Stransky: Butch should be No.10
July 6, 2011
Will the Lions' Butch James spearhead the Springboks' attack at this year's Rugby World Cup © Getty Images
Springboks legend Joel Stransky believes Lion fly-half Butch James should spearhead South Africa's defence of the Rugby World Cup crown.
Stransky, who famously steered the Boks to the 1995 World Cup title, has backed James to lay claim to the No.10 jersey ahead of rivals Morne Steyn and Patrick Lambie. James, who was a key figure in South Africa's World Cup triumph in 2007, only returned to his homeland in May following a stint with English Premiership side Bath but Stransky is adamant he has done enough to warrant getting the nod.
"I'm not sure right now that the Boks have an idea of who that starting fly-half is going to be. To be fair, the way he has played, it should probably be Butch," Stransky told The Independent newspaper. "I assume that that is the thinking, and they would probably leave him at home for the Tri-Nations tour coming up."
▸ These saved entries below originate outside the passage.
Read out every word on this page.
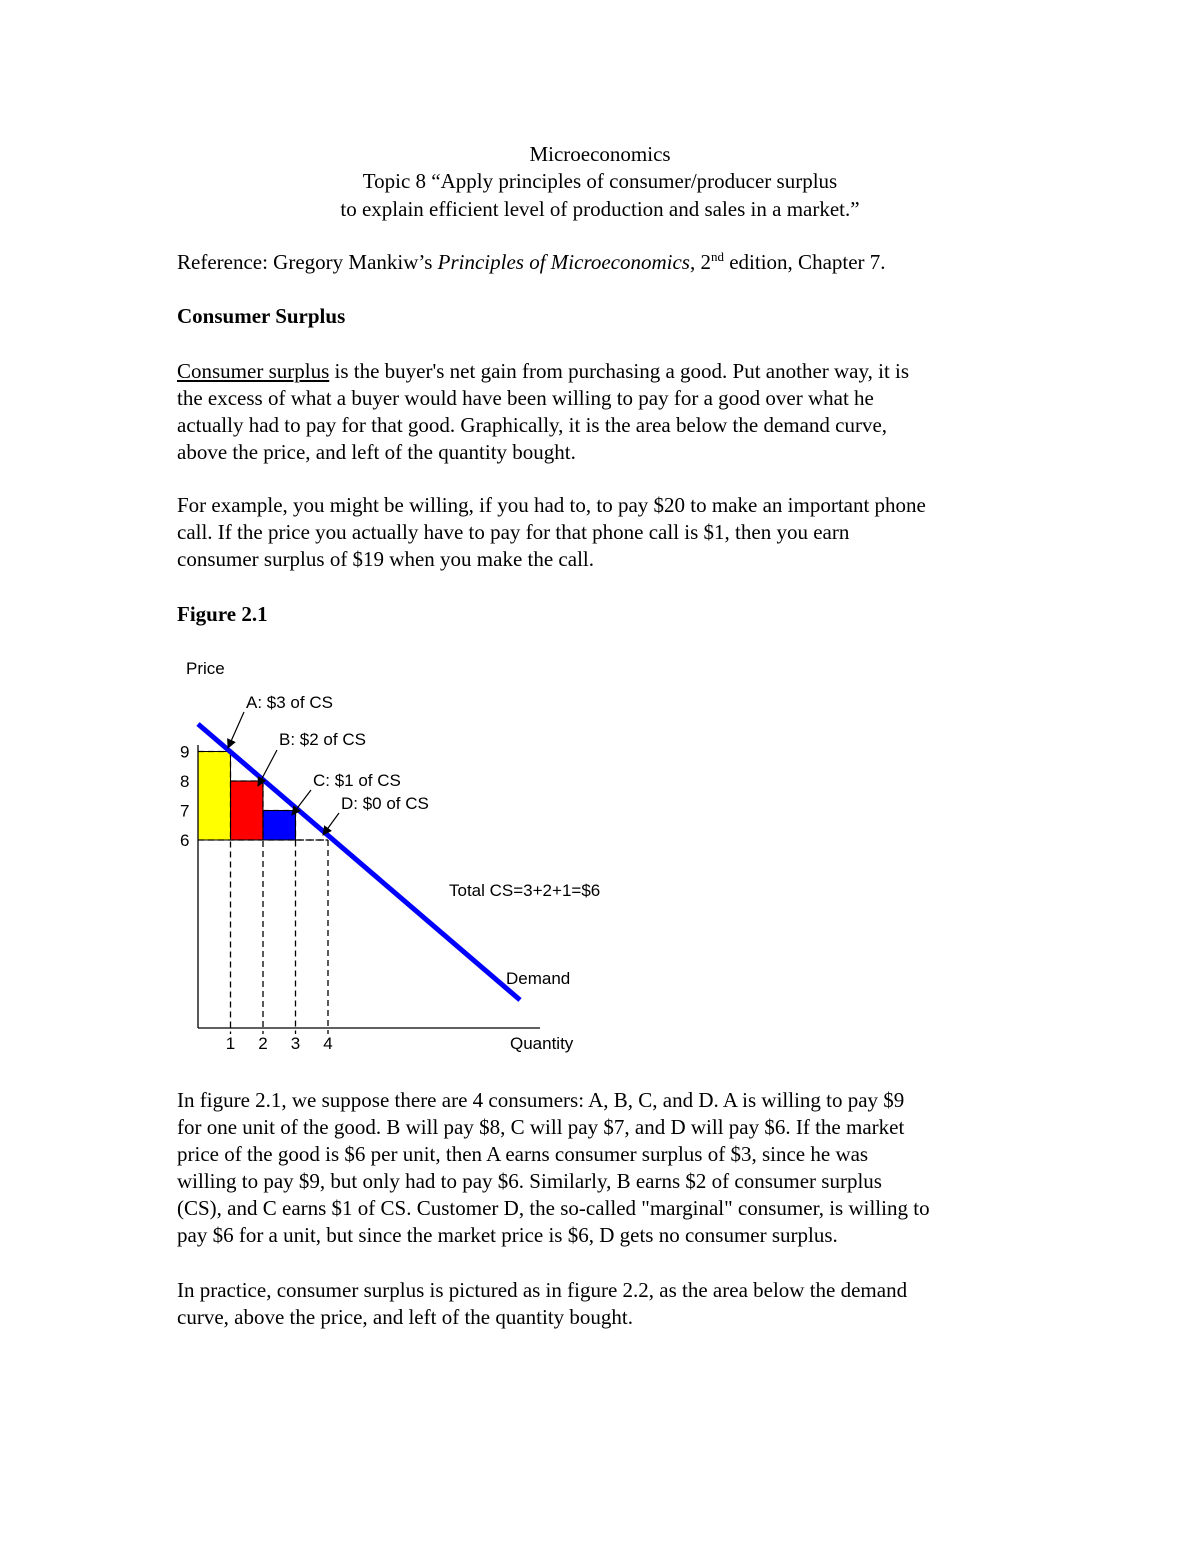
Microeconomics
Topic 8 “Apply principles of consumer/producer surplus
to explain efficient level of production and sales in a market.”
Reference: Gregory Mankiw’s Principles of Microeconomics, 2nd edition, Chapter 7.
Consumer Surplus
Consumer surplus is the buyer's net gain from purchasing a good. Put another way, it is
the excess of what a buyer would have been willing to pay for a good over what he
actually had to pay for that good. Graphically, it is the area below the demand curve,
above the price, and left of the quantity bought.
For example, you might be willing, if you had to, to pay $20 to make an important phone
call. If the price you actually have to pay for that phone call is $1, then you earn
consumer surplus of $19 when you make the call.
Figure 2.1
9
8
7
6
1 2 3 4
Price
Quantity
A: $3 of CS
B: $2 of CS
C: $1 of CS
D: $0 of CS
Total CS=3+2+1=$6
Demand
In figure 2.1, we suppose there are 4 consumers: A, B, C, and D. A is willing to pay $9
for one unit of the good. B will pay $8, C will pay $7, and D will pay $6. If the market
price of the good is $6 per unit, then A earns consumer surplus of $3, since he was
willing to pay $9, but only had to pay $6. Similarly, B earns $2 of consumer surplus
(CS), and C earns $1 of CS. Customer D, the so-called "marginal" consumer, is willing to
pay $6 for a unit, but since the market price is $6, D gets no consumer surplus.
In practice, consumer surplus is pictured as in figure 2.2, as the area below the demand
curve, above the price, and left of the quantity bought.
Stransky believes James' superior all-round game gives him the edge over his rivals and believes he is a better player than the one who led the Boks to glory in France four years ago. "I, right now, would go for Butch. His ability to make decisions, to play closer to the gainline, defending that channel," said Stransky. "All of that, plus his experience, means for me that he would be the fly-half. Butch's kicking game has improved dramatically since the last World Cup, and even in that tournament, he kicked out of hand really well. He looks comfortable as a goal-kicker too, and looks natural. With his experience, they won't look past him."
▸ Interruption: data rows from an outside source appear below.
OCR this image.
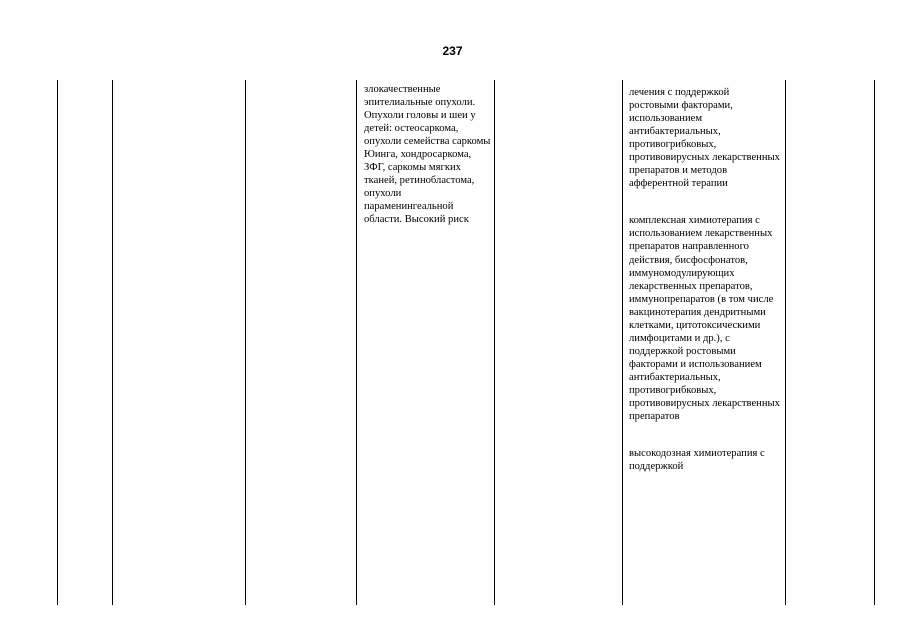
237
злокачественные эпителиальные опухоли. Опухоли головы и шеи у детей: остеосаркома, опухоли семейства саркомы Юинга, хондросаркома, ЗФГ, саркомы мягких тканей, ретинобластома, опухоли параменингеальной области. Высокий риск

лечения с поддержкой ростовыми факторами, использованием антибактериальных, противогрибковых, противовирусных лекарственных препаратов и методов афферентной терапии

комплексная химиотерапия с использованием лекарственных препаратов направленного действия, бисфосфонатов, иммуномодулирующих лекарственных препаратов, иммунопрепаратов (в том числе вакцинотерапия дендритными клетками, цитотоксическими лимфоцитами и др.), с поддержкой ростовыми факторами и использованием антибактериальных, противогрибковых, противовирусных лекарственных препаратов

высокодозная химиотерапия с поддержкой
However, Stransky fears that James' temperament may work against him. "There is only one thing - whether he will stay on the field," he added. "It's those hot-headed tackles every now and then, and he has had three or four knee reconstructions. His longevity might be an issue."
South Africa will announce their squad for this year's Tri-Nations on Saturday ahead of their opening clashes with Australia in Sydney (July 23) and New Zealand in Wellington (July 30).